Christina Mortimer nahm die Haube ihres Umhangs ab, vielleicht, damit Matthew besser sehen konnte, mit wem er es zu tun hatte. Ihre dichten rotbraunen Haare fielen über ihre Schultern. Ihr Gesicht war blass, ihr Kinn fest, ihre Augen durchbohrend. Sie war durchschnittlich groß und kräftig gebaut, eine undurchdringliche Mauer aus Stolz. Irgendetwas an ihr machte Matthew nervös. Ihr auf seine Augen gerichteter Blick flackerte nicht. »Ihr haltet das nicht für Unsinn, Sir?«
Bess kam mit einer Tasse braunen Tee, von dem Matthew trank, bevor er antwortete. »Hier geht es nicht um meine Meinung, sondern um das, was Euer Vater denkt.«
»Ich verstehe.« Sie begann ihre schwarzen Handschuhe auszuziehen und besann sich dann blinzelnd eines Besseren. »Kalt«, murmelte sie. »Ich hätte heute Abend nicht kommen sollen.«
»Gott sei Dank, dass Ihr gekommen seid«, sagte Oberley. »Möchtet Ihr wirklich keinen Tee, um Euch aufzuwärmen?«
»In diesem Haus gibt es keine Wärme«, antwortete sie. »Selbst wenn mir der Bauch brennen würde, wäre mir kalt.«
»Und doch seid Ihr hier«, sagte Matthew.

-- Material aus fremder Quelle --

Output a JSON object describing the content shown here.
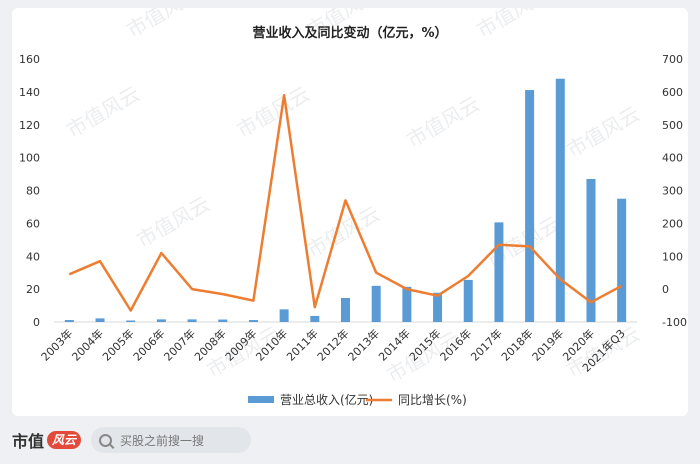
{
  "chart_data": {
    "type": "bar+line",
    "title": "营业收入及同比变动（亿元，%）",
    "categories": [
      "2003年",
      "2004年",
      "2005年",
      "2006年",
      "2007年",
      "2008年",
      "2009年",
      "2010年",
      "2011年",
      "2012年",
      "2013年",
      "2014年",
      "2015年",
      "2016年",
      "2017年",
      "2018年",
      "2019年",
      "2020年",
      "2021年Q3"
    ],
    "series": [
      {
        "name": "营业总收入(亿元)",
        "type": "bar",
        "axis": "left",
        "color": "#5b9bd5",
        "values": [
          1.2,
          2.2,
          0.9,
          1.6,
          1.6,
          1.5,
          1.2,
          7.7,
          3.7,
          14.6,
          22.0,
          21.4,
          17.8,
          25.6,
          60.6,
          141.1,
          148.0,
          87.0,
          75.0
        ]
      },
      {
        "name": "同比增长(%)",
        "type": "line",
        "axis": "right",
        "color": "#ed7d31",
        "values": [
          45,
          85,
          -65,
          110,
          0,
          -15,
          -35,
          590,
          -55,
          270,
          50,
          0,
          -20,
          40,
          135,
          130,
          30,
          -40,
          10
        ]
      }
    ],
    "y_left": {
      "min": 0,
      "max": 160,
      "ticks": [
        0,
        20,
        40,
        60,
        80,
        100,
        120,
        140,
        160
      ]
    },
    "y_right": {
      "min": -100,
      "max": 700,
      "ticks": [
        -100,
        0,
        100,
        200,
        300,
        400,
        500,
        600,
        700
      ]
    },
    "legend": "bottom-center",
    "grid": false
  },
  "watermark_text": "市值风云",
  "footer": {
    "logo_text": "市值",
    "logo_mark": "风云",
    "search_placeholder": "买股之前搜一搜"
  }
}
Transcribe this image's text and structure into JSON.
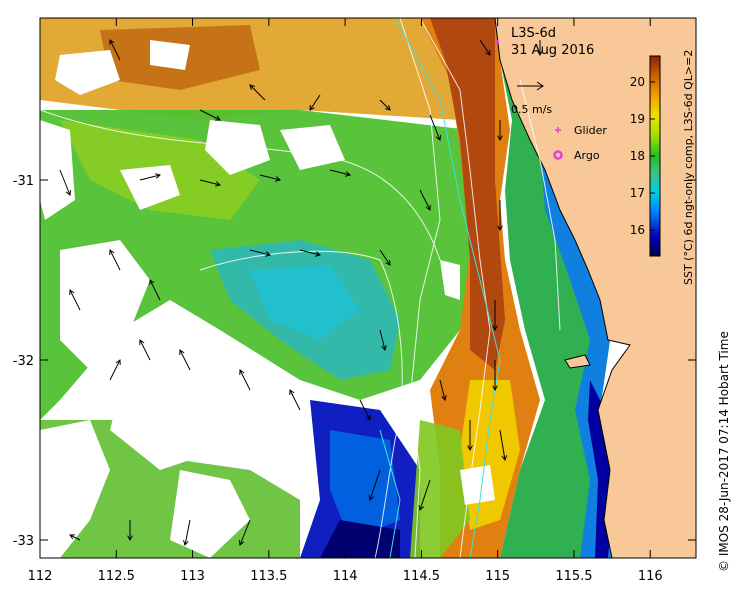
{
  "map": {
    "title": "L3S-6d",
    "date": "31 Aug 2016",
    "x_ticks": [
      "112",
      "112.5",
      "113",
      "113.5",
      "114",
      "114.5",
      "115",
      "115.5",
      "116"
    ],
    "y_ticks": [
      "-31",
      "-32",
      "-33"
    ],
    "lon_range": [
      112,
      116.3
    ],
    "lat_range": [
      -30.1,
      -33.1
    ],
    "lon_tick_values": [
      112,
      112.5,
      113,
      113.5,
      114,
      114.5,
      115,
      115.5,
      116
    ],
    "lat_tick_values": [
      -31,
      -32,
      -33
    ],
    "scale_arrow_label": "0.5 m/s",
    "legend": {
      "glider_label": "Glider",
      "argo_label": "Argo",
      "glider_color": "#e040e0",
      "argo_color": "#e040e0"
    },
    "colorbar": {
      "title": "SST (°C) 6d ngt-only comp, L3S-6d QL>=2",
      "ticks": [
        "16",
        "17",
        "18",
        "19",
        "20"
      ],
      "tick_values": [
        16,
        17,
        18,
        19,
        20
      ],
      "range": [
        15.3,
        20.7
      ],
      "colors": [
        "#00004a",
        "#0000c0",
        "#0080ff",
        "#00d0e0",
        "#40c080",
        "#20c020",
        "#a0e000",
        "#f0e000",
        "#f0a000",
        "#d06000",
        "#902000"
      ]
    },
    "land_color": "#f8c898",
    "credit": "© IMOS 28-Jun-2017 07:14 Hobart Time"
  }
}
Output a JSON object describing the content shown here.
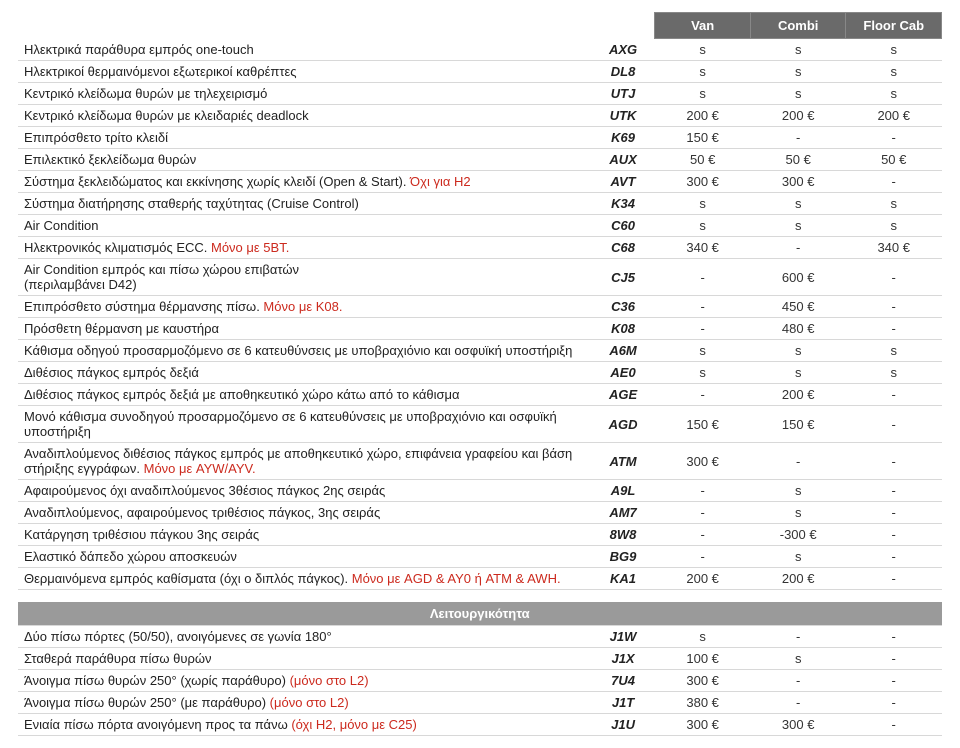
{
  "header": {
    "c1": "Van",
    "c2": "Combi",
    "c3": "Floor Cab"
  },
  "rows1": [
    {
      "desc": "Ηλεκτρικά παράθυρα εμπρός one-touch",
      "code": "AXG",
      "v": [
        "s",
        "s",
        "s"
      ]
    },
    {
      "desc": "Ηλεκτρικοί θερμαινόμενοι εξωτερικοί καθρέπτες",
      "code": "DL8",
      "v": [
        "s",
        "s",
        "s"
      ]
    },
    {
      "desc": "Κεντρικό κλείδωμα θυρών με τηλεχειρισμό",
      "code": "UTJ",
      "v": [
        "s",
        "s",
        "s"
      ]
    },
    {
      "desc": "Κεντρικό κλείδωμα θυρών με κλειδαριές deadlock",
      "code": "UTK",
      "v": [
        "200 €",
        "200 €",
        "200 €"
      ]
    },
    {
      "desc": "Επιπρόσθετο τρίτο κλειδί",
      "code": "K69",
      "v": [
        "150 €",
        "-",
        "-"
      ]
    },
    {
      "desc": "Επιλεκτικό ξεκλείδωμα θυρών",
      "code": "AUX",
      "v": [
        "50 €",
        "50 €",
        "50 €"
      ]
    },
    {
      "desc": "Σύστημα ξεκλειδώματος και εκκίνησης χωρίς κλειδί (Open & Start). ",
      "red": "Όχι για H2",
      "code": "AVT",
      "v": [
        "300 €",
        "300 €",
        "-"
      ]
    },
    {
      "desc": "Σύστημα διατήρησης σταθερής ταχύτητας (Cruise Control)",
      "code": "K34",
      "v": [
        "s",
        "s",
        "s"
      ]
    },
    {
      "desc": "Air Condition",
      "code": "C60",
      "v": [
        "s",
        "s",
        "s"
      ]
    },
    {
      "desc": "Ηλεκτρονικός κλιματισμός ECC. ",
      "red": "Μόνο με 5BT.",
      "code": "C68",
      "v": [
        "340 €",
        "-",
        "340 €"
      ]
    },
    {
      "desc": "Air Condition εμπρός και πίσω χώρου επιβατών\n(περιλαμβάνει D42)",
      "code": "CJ5",
      "v": [
        "-",
        "600 €",
        "-"
      ]
    },
    {
      "desc": "Επιπρόσθετο σύστημα θέρμανσης πίσω. ",
      "red": "Μόνο με K08.",
      "code": "C36",
      "v": [
        "-",
        "450 €",
        "-"
      ]
    },
    {
      "desc": "Πρόσθετη θέρμανση με καυστήρα",
      "code": "K08",
      "v": [
        "-",
        "480 €",
        "-"
      ]
    },
    {
      "desc": "Κάθισμα οδηγού προσαρμοζόμενο σε 6 κατευθύνσεις με υποβραχιόνιο και οσφυϊκή υποστήριξη",
      "code": "A6M",
      "v": [
        "s",
        "s",
        "s"
      ]
    },
    {
      "desc": "Διθέσιος πάγκος εμπρός δεξιά",
      "code": "AE0",
      "v": [
        "s",
        "s",
        "s"
      ]
    },
    {
      "desc": "Διθέσιος πάγκος εμπρός δεξιά με αποθηκευτικό χώρο κάτω από το κάθισμα",
      "code": "AGE",
      "v": [
        "-",
        "200 €",
        "-"
      ]
    },
    {
      "desc": "Μονό κάθισμα συνοδηγού προσαρμοζόμενο σε 6 κατευθύνσεις με υποβραχιόνιο και οσφυϊκή υποστήριξη",
      "code": "AGD",
      "v": [
        "150 €",
        "150 €",
        "-"
      ]
    },
    {
      "desc": "Αναδιπλούμενος διθέσιος πάγκος εμπρός  με αποθηκευτικό χώρο, επιφάνεια γραφείου και βάση στήριξης εγγράφων. ",
      "red": "Μόνο με AYW/AYV.",
      "code": "ATM",
      "v": [
        "300 €",
        "-",
        "-"
      ]
    },
    {
      "desc": "Αφαιρούμενος όχι αναδιπλούμενος 3θέσιος πάγκος 2ης σειράς",
      "code": "A9L",
      "v": [
        "-",
        "s",
        "-"
      ]
    },
    {
      "desc": "Αναδιπλούμενος, αφαιρούμενος τριθέσιος πάγκος, 3ης σειράς",
      "code": "AM7",
      "v": [
        "-",
        "s",
        "-"
      ]
    },
    {
      "desc": "Κατάργηση τριθέσιου πάγκου 3ης σειράς",
      "code": "8W8",
      "v": [
        "-",
        "-300 €",
        "-"
      ]
    },
    {
      "desc": "Ελαστικό δάπεδο χώρου αποσκευών",
      "code": "BG9",
      "v": [
        "-",
        "s",
        "-"
      ]
    },
    {
      "desc": "Θερμαινόμενα εμπρός καθίσματα (όχι ο διπλός πάγκος). ",
      "red": "Μόνο με AGD & AY0 ή ATM & AWH.",
      "code": "KA1",
      "v": [
        "200 €",
        "200 €",
        "-"
      ]
    }
  ],
  "section2": "Λειτουργικότητα",
  "rows2": [
    {
      "desc": "Δύο πίσω πόρτες (50/50), ανοιγόμενες σε γωνία 180°",
      "code": "J1W",
      "v": [
        "s",
        "-",
        "-"
      ]
    },
    {
      "desc": "Σταθερά παράθυρα πίσω θυρών",
      "code": "J1X",
      "v": [
        "100 €",
        "s",
        "-"
      ]
    },
    {
      "desc": "Άνοιγμα πίσω θυρών 250° (χωρίς παράθυρο) ",
      "red": "(μόνο στο L2)",
      "code": "7U4",
      "v": [
        "300 €",
        "-",
        "-"
      ]
    },
    {
      "desc": "Άνοιγμα πίσω θυρών 250° (με παράθυρο) ",
      "red": "(μόνο στο L2)",
      "code": "J1T",
      "v": [
        "380 €",
        "-",
        "-"
      ]
    },
    {
      "desc": "Ενιαία πίσω πόρτα ανοιγόμενη προς τα πάνω ",
      "red": "(όχι H2, μόνο με C25)",
      "code": "J1U",
      "v": [
        "300 €",
        "300 €",
        "-"
      ]
    }
  ]
}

Sie bedachte ihn wieder mit ihrem durchbohrenden, beunruhigenden Blick. »Ihr habt Euch durch Wind und Wetter geschlagen, um herzukommen. Das bedeutet, dass Euch zumindest interessiert, was Euer Vater zu sagen hat.«
Sie schwieg. Ihr Mund öffnete sich und schloss sich dann wieder. Sie neigte den Kopf zur Seite. »Wind und Wetter«, sagte sie und wirkte ein paar Sekunden lang gedankenverloren. Dann: »Ja. Verzeiht … meine Gedanken sind …« Sie schüttelte den Kopf. »Ich mag das Haus nicht. Ich bin schon bei Tageslicht daran vorbeigefahren, da hat es mir bereits Unwohlsein bereitet. Abends, da …« Ihre behandschuhten Finger strichen über ihren Nacken. »… tut es mir weh«, sagte sie.